Posted March 15, 2022 in Book Review

DDF apr-may-24 – Desktop

On Getting Better

Adam Phillips  

Penguin

“In On Getting Better, as in his other works, Phillips both kindles optimism and chastens it. He is, as psychoanalysts tend to be, both attuned to human possibility and acutely aware of our inevitable frustrations.” – Luke Warde

Psychoanalyst and essayist Adam Phillips’ latest short collection follows his recent On Wanting to Change, to which it is a sequel.

As anybody familiar with his other works will know, his essays are remarkable in how they refrain from putting forward discrete positions, arguments or conclusions. Remaining faithful to the psychoanalytic method more broadly, Phillips instead favours the radically open-ended and free-associative. Yes, he can be convoluted, but the effect – as he teases out the profound from the banal – is exhilarating.

As a phrase, to ‘get better’ is a case in point. What do we mean by it? We can mean many things, of course, and that’s what’s interesting. We can recover from an illness – be cured, in other words – and thereby ‘get better’; we can also improve our ability at football or the piano, and thus ‘get better’. Fundamentally, Phillips writes, ‘we can’t imagine our lives without the wish to improve them’. This is ‘the private utopianism of everyday life’.

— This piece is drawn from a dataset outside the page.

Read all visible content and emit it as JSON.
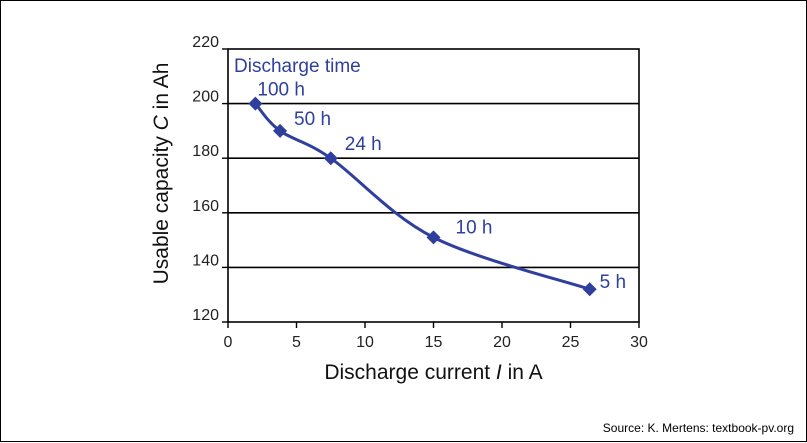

In On Getting Better, as in his other works, Phillips both kindles optimism and chastens it. He is, as psychoanalysts tend to be, both attuned to human possibility and acutely aware of our inevitable frustrations. Everything is always two-sided, ambivalent. ‘We are as much entranced and disarmed as inspired by our opportunities.’

We could say the same about Phillips’ own writings.